Data availability (DA) attack is a well-known problem in certain blockchains where users accept an invalid block with unavailable portions. Previous works have used LDPC and 2-D Reed Solomon (2DRS) codes with Merkle trees to mitigate DA attacks. These codes perform well across various metrics such as DA detection probability and communication cost. However, these codes are difficult to apply to blockchains with large blocks due to large decoding complexity and coding fraud proof size (2D-RS codes), and intractable code guarantees for large code lengths (LDPC codes). In this paper, we focus on large block size applications and address the above challenges by proposing the novel Polar Coded Merkle Tree (PCMT): a Merkle tree encoded using the encoding graph of polar codes. We provide a specialized polar code design algorithm called Sampling Efficient Freezing and an algorithm to prune the polar encoding graph. We demonstrate that the PCMT built using the above techniques results in a better DA detection probability and communication cost compared to LDPC codes, has a lower coding fraud proof size compared to LDPC and 2D-RS codes, provides tractable code guarantees at large code lengths (similar to 2D-RS codes), and has comparable decoding complexity to 2D-RS and LDPC codes.

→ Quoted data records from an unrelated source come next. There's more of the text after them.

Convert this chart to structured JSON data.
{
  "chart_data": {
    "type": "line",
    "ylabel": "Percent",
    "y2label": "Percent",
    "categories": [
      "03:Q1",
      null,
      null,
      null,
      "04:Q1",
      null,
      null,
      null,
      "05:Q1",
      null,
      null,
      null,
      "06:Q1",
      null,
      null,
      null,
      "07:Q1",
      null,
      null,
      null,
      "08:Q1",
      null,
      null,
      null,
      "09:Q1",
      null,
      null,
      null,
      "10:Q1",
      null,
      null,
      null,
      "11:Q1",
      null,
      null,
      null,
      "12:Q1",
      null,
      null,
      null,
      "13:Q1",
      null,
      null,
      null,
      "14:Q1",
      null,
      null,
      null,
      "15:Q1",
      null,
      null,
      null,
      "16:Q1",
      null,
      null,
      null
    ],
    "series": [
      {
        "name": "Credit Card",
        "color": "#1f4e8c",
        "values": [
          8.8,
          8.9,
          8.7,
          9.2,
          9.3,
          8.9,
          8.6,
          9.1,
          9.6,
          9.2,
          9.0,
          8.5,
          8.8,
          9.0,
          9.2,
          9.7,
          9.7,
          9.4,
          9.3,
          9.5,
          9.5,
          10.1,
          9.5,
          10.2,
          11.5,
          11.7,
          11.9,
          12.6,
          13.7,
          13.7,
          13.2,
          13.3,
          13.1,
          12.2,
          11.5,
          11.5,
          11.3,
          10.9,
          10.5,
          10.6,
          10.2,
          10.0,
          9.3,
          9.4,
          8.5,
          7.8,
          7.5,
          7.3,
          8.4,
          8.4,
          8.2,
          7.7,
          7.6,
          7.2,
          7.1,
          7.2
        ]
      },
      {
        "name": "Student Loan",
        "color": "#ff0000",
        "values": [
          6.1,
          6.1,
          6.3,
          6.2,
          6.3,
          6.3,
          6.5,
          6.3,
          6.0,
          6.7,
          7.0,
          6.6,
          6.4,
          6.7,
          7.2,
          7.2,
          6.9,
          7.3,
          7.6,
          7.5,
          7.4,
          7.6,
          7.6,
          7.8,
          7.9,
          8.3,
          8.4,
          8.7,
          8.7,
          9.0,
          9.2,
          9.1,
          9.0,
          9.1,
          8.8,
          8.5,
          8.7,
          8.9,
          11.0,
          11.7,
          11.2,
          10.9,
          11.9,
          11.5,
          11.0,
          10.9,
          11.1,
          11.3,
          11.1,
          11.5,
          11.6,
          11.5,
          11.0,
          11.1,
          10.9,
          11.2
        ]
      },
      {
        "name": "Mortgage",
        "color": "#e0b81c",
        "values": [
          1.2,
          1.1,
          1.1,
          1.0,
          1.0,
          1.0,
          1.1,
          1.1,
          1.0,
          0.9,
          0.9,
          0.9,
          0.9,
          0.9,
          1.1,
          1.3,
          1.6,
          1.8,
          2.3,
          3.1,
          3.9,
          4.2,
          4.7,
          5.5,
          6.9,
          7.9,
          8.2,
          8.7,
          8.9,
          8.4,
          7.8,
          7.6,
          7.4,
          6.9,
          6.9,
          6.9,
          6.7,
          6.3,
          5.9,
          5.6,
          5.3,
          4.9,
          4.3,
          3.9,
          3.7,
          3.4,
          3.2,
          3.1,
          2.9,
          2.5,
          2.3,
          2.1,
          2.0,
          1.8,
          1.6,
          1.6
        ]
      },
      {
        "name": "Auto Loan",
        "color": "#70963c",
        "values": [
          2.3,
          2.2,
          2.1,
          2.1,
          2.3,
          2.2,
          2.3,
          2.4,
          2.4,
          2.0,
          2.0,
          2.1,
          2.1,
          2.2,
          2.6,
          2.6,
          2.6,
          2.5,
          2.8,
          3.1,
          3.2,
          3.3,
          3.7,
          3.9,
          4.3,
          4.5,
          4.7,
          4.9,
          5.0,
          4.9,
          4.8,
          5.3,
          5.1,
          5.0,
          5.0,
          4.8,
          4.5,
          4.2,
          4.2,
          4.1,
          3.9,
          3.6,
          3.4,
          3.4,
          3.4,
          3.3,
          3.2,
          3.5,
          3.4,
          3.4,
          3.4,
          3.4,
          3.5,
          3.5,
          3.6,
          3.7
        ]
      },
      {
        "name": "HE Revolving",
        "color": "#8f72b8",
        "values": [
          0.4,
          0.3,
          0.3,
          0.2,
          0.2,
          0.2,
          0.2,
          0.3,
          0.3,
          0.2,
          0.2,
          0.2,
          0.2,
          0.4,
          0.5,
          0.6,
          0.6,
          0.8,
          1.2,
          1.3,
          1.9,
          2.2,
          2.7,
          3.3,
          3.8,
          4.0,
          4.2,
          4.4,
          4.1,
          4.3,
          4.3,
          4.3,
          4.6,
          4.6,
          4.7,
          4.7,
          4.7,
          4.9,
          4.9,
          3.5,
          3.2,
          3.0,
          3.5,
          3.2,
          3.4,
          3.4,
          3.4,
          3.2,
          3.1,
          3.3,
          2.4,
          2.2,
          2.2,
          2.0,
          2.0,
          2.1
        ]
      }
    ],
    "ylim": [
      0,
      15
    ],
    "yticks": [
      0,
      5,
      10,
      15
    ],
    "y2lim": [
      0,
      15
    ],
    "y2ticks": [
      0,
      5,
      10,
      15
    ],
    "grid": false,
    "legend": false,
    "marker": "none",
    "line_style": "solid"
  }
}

翻译：在某些块链中,用户接受一个没有部件的无效区块。 先前的作品使用LDPC 和 2D Reed Solomon (2DRS) 代码与Merkle 树使用LDPC 和 2D Reed Solomon (2DRS) 代码来减轻DA 袭击。 这些代码在诸如DA 检测概率和通信成本等各种指标中表现良好。 然而,由于大量解码复杂度和编码欺诈证明尺寸(2D-RS 代码),以及大代码长度(LDPC 代码)的代码保障(LDPC 代码),这些代码很难适用于大块块的区块块块。 在本文中,我们侧重于大型区块应用大型区块应用程序,并应对上述挑战,为此提出了新的极地码码码码码码码码码(PCMMT):用极码编码编码编码编码编码编码的Merkleklekle 树。 我们提供了一个专门的极地码设计算法算法算法算法,称为Smilling 节码(S-DD) 至大码的比LD-DDD码的码。